Retinal implants are developed to restore visual perception in blind patients. The retina can be stimulated from either side (epiretinal (M. Ortmanns et al., 2007) or subretinal (L. Theogarajan et al., 2006), (E. Zrenner, 2002)). With a subretinal light sensitive chip, the natural optical system of the eye is still used, allowing the patient to intuitively locate objects. The patient was 1 out of 7, who have been implanted in a clinical study in 2006 in Tuebingen, Germany (E. Zrenner et al., 2007). The space beneath the retina is limited.
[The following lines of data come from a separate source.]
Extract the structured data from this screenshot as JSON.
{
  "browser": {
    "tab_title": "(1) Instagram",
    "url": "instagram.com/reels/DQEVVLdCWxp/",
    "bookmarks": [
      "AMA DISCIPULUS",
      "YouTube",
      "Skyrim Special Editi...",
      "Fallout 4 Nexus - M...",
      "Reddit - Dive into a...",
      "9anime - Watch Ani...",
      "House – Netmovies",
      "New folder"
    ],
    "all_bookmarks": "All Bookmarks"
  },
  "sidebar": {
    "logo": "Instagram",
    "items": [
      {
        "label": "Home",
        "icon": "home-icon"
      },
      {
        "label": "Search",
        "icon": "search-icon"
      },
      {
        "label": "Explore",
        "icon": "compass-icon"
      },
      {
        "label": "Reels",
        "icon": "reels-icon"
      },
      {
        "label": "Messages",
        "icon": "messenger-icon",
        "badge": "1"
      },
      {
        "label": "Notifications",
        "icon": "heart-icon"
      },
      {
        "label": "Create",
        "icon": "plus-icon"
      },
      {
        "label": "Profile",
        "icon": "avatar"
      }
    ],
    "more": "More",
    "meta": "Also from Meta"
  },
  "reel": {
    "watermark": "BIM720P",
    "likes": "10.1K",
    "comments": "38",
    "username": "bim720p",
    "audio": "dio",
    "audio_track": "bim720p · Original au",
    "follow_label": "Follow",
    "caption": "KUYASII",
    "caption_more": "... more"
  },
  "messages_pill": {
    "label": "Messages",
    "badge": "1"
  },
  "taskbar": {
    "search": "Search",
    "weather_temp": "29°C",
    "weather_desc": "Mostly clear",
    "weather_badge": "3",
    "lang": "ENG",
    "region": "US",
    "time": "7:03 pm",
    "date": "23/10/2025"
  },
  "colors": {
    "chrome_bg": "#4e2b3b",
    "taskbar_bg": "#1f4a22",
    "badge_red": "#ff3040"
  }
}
Either just an electrode array is placed there (L. Theogarajan et al., 2006), or a silicon chip thinned to about 70mum, or both. The experiments (E. Zrenner et al., 2007) used a device including a light-sensitive CMOS chip and separate direct stimulation electrodes. The device was connected to an external power supply by a polyimide-ribbon (comparable to (L. Theogarajan et al., 2006), however much longer), forming a flexible connection into the eyeball. Feasibility of the wired supply approach for humans was proven; no perception of the ribbon was reported by the patients. After 5 weeks, all implants were removed, and no damage of the patient's retina was observed.